Unknown to Serena, the Commander has been summoning Offred to late-night visits to his den for companionship, games of Scrabble, kisses, and gifts of hand lotion, fashion magazines, and information about the outside world. Offred divulges a Latin phrase that her predecessor scratched on the wall. The Commander translates it for her. On one of her visits, the Commander presents her with borrowed finery — makeup, high heels, a sequined and feathered costume, and an evening cloak. Offred abandons her standard red outfit and, dressed in whorish frippery, accompanies him to Jezebel’s, an illegal nightclub staffed by prostitutes and frequented by Gilead officials and Japanese and Arab businessmen. Offred locates Moira among the prostitutes and pumps her for information. Moira relates her failed attempt to escape Gilead and reports seeing a documentary film that contained a glimpse of Offred’s mother, now an Unwoman at a radioactive Colony.

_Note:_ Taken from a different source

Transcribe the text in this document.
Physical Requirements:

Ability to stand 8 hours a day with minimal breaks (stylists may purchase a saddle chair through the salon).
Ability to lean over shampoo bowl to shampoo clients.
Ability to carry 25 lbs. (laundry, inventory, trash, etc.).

On a late summer day, Serena confronts Offred with the garish sequined garment and accuses her of treachery. As Offred contemplates her alternatives — escape, suicide, retreat to Nick’s quarters, a plea for mercy from the Commander — a black police van arrives. Nick enters her room and hurries her into the custody of two operatives of the Eyes, whom he indicates are double agents for Mayday, the underground liberation group that Ofglen has hinted at. Against the Commander’s objections, the two agents charge Offred with violating state secrets and hustle her into the waiting van. Her narrative ends with her ambiguous departure from the Commander’s custody.

On June 25, 2195, over two centuries after the formation of Gilead’s theocratic dictatorship, an academic consortium listens to a keynote speech delivered by Professor James Darcy Pieixoto, an archivist who gives evidence of Offred’s experiences as narrated on thirty cassette tapes. The unnumbered segments do not establish the existence of a real historical figure, but shreds of data suggest that the voice on the tapes belongs to a single speaker who identifies a real Commander, possibly Frederick R. Waterford, who was eradicated during a state purge of liberals. Pieixoto’s surmise is that Offred escaped Gilead on the Underground Femaleroad, connected with a Quaker way station in Bangor, Maine, and concealed her story on pre-recorded commercial tapes before departing to either Canada or England. Pieixoto assumes that Offred lived out her life in seclusion to spare her family from lethal reprisals.